Whether a book is good or bad...
...has sometimes depended on where I am in life.
The very first Stephen R. Lawhead book I ever read was HOOD in 2007. At the time I was very big into the Irish and Celtic scene, and was subbed to a podcast that boosted indie music in that vein. I even had delusions of learning Irish or Scottish Gaelic, but those dreams fizzled out pretty hard in the face of other goings-on in my life, like deciding when to drop out of college, and failing to secure a wife.
Nevertheless, the King Raven trilogy was so good that it got me into Lawhead’s backlist. Song of Albion was equally awesome, but I didn’t go the distance with titles like PATRICK: SON OF IRELAND or his Celtic Crusades trilogy. They moved too slowly for my liking. I think that had to do with where I was, mentally and spiritually. I talked about that in my Patrick video this year.
When I went back to read PATRICK I enjoyed it a ton. Thus I’m now jumping back in on another Lawhead series that I never finished, called Bright Empires. The first book is THE SKIN MAP, which I listened to in 2010 or 2011, I can’t recall. Funnily enough after I read TUCK in 2009, I wrote Lawhead a paper letter (he always replies to those) and he told me that was his next series on deck. I still have the letter. Now, years after he’s finished it, I’m finishing it too.
The premise is that there’s an average Joe with a less-than-satisfying life in modern-day London who finds out his great-grandfather is involved in time travel. Average Joe then likewise gets embroiled in time travel, searching throughout history for a man who tattooed a time travel map onto his body. Probably the one thing I remember most from this book is that Average Joe’s grumpy girlfriend also time-travels with him, then gets accidentally dumped in Switzerland or Austria or something, and offhandedly invents the coffee industry in Europe.
You can see why I need to re-read this one.
At the time I thought the book was a little bit weird and scatterbrained. It was definitely outside of Lawhead’s established custom of Celtic/British mythology. Over a decade later, and with hundreds of non-fiction titles in my rearview, I think I have a better frame of reference that puts me in the target audience. Plus, the book is unique. I’m ready for unique.

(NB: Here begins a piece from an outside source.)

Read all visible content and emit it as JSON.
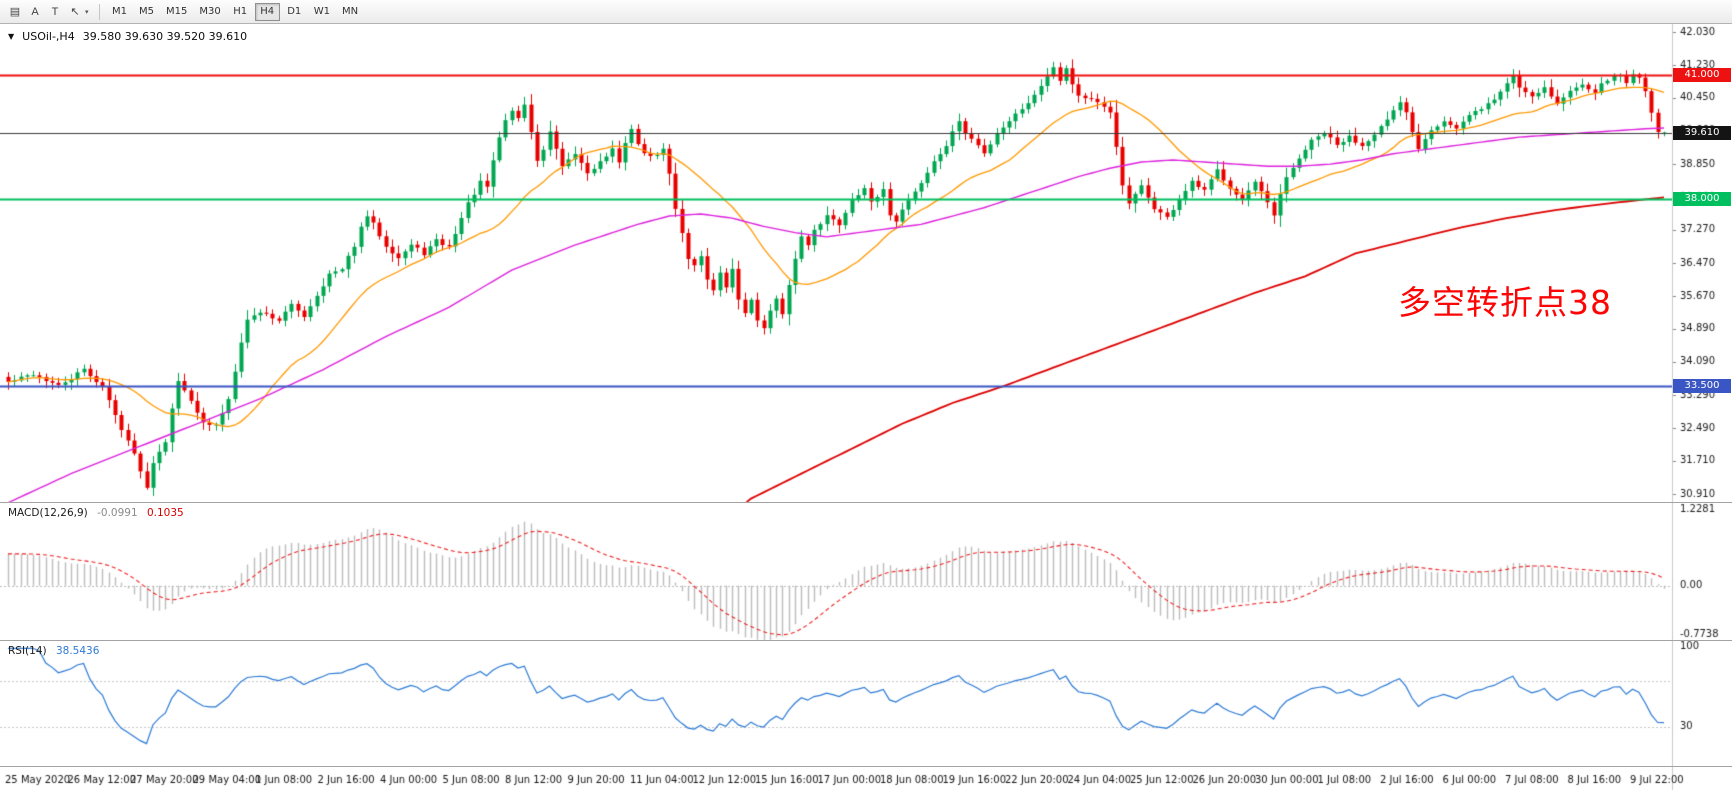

Right now I’m debating on where I’ll post the reviews for the series. Should I do it here, or on Upstream? I could do the individual rundowns here, and then cover the entire series over there, I dunno. The sites serve different audiences (and that one is a lot larger.) Compared to his other work I think this one has broader appeal. You can let me know what you think if you
We shall see. I’m jumping in with SKIN MAP this week, among other titles. I’ll let you know how it goes.



As my father used to say, "Sometimes, books read us."